# The Movies Game: It won't start up at all



## robospongie (Sep 23, 2015)

I've been trying to install both packs of The Movies Game under compatibility mode (( I attempted XP 2 & XP 3 )) I installed it within the disc files (( Setup exe )) It refuses to install the required Macromedia Flash blocking it by compatibility issues and when I get the installations done, the splash screen pops up and when I click the play button I get a "Library not registered" and sometimes a bunch of 0000's with jittery sounds then it just won't boot up at all afterwords

I cleaned the discs and some got some scratches but they're not major scratches but I followed a lot of guides how to install it but it just won't boot up, I only got StarMaker to work but not the games itself

I've tried to installed the games 6x and it still doesn't work


This is my specs


Manufacturer: Hewlett-Packard

Model: HP G62 Notebook PC

Processor: AMD Phenom (tm) II P650 Dual-Core Processor 2.60 GHz

Installed Memory (RAM): 3.00 GB (2.74 GB usable)

System Type: 64-bit Operating System

Added note: I have 34 bit Flash at the moment (It's the current version)


----------



## koala (Mar 27, 2005)

Hi, welcome to TSF

Try running setup.exe by right-clicking and selecting 'run as administrator'.


----------



## robospongie (Sep 23, 2015)

koala said:


> Hi, welcome to TSF
> 
> Try running setup.exe by right-clicking and selecting 'run as administrator'.

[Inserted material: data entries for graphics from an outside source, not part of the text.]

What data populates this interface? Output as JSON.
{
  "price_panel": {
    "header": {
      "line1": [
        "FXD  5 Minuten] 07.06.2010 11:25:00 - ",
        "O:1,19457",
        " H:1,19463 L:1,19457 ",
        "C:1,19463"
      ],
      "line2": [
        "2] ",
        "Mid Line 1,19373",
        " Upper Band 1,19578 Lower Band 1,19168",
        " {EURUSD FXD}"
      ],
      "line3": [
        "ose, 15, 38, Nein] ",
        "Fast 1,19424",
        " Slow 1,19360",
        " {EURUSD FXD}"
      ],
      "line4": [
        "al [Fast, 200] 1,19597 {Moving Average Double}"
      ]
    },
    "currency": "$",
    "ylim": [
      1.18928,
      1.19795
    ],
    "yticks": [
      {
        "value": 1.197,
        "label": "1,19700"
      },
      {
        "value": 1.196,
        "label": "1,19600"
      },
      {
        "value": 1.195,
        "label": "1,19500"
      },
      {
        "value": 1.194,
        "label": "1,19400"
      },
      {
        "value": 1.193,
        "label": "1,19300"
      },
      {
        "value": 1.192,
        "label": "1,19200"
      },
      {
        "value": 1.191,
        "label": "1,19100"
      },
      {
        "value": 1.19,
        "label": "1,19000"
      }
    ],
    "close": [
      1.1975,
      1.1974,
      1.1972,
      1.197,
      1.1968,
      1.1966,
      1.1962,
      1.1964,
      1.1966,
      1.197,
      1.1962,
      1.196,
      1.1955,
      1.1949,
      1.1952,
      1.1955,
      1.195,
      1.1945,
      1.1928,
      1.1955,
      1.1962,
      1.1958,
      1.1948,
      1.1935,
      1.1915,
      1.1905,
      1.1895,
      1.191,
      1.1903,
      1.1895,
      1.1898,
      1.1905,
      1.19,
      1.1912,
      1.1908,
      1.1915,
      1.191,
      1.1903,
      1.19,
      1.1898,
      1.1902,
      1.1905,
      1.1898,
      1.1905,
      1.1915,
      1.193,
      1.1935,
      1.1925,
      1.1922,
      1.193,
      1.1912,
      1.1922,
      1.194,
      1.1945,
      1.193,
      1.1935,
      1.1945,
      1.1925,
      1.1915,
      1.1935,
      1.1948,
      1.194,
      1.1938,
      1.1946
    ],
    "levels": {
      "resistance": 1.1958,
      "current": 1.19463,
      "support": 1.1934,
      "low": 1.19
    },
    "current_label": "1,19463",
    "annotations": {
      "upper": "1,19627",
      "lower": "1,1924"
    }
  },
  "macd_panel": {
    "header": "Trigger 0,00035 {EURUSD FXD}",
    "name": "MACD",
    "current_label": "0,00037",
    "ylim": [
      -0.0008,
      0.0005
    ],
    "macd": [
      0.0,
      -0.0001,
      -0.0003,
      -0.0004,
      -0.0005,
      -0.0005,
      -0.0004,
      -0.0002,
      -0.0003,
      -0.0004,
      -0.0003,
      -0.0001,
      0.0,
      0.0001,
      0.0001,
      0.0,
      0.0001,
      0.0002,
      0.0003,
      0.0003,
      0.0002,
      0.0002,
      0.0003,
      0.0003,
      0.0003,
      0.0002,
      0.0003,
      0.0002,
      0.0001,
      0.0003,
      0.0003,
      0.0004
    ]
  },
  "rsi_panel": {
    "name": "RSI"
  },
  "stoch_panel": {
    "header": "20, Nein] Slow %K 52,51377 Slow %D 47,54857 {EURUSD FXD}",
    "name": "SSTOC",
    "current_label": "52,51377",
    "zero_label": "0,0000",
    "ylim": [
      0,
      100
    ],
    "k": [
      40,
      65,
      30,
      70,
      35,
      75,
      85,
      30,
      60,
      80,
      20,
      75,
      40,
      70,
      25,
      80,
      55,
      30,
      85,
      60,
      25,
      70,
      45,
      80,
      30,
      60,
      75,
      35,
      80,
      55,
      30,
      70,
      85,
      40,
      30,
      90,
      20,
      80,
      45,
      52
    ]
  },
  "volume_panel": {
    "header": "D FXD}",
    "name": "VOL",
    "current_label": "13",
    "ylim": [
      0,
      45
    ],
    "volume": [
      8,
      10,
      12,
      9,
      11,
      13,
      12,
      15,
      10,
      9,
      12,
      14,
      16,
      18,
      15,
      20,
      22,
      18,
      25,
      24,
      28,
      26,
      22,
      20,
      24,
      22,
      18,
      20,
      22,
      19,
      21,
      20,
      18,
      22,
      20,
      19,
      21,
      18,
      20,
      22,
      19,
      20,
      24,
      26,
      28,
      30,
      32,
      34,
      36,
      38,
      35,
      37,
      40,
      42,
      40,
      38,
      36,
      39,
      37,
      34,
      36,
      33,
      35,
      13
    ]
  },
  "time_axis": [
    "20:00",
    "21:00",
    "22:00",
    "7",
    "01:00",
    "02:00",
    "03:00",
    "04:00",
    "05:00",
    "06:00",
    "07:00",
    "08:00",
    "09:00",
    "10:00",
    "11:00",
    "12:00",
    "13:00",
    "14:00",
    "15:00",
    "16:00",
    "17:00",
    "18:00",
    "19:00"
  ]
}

Thank you ! And I already did it by run as admin through the setup exe in the location of the folder ! It would install then it wouldn't let me install one of the components, They said something like Macromedia Flash (R) blocked due to compatibility errors even though I set the properties on setup exe to compatibility mode to XP 3 Service Pack


----------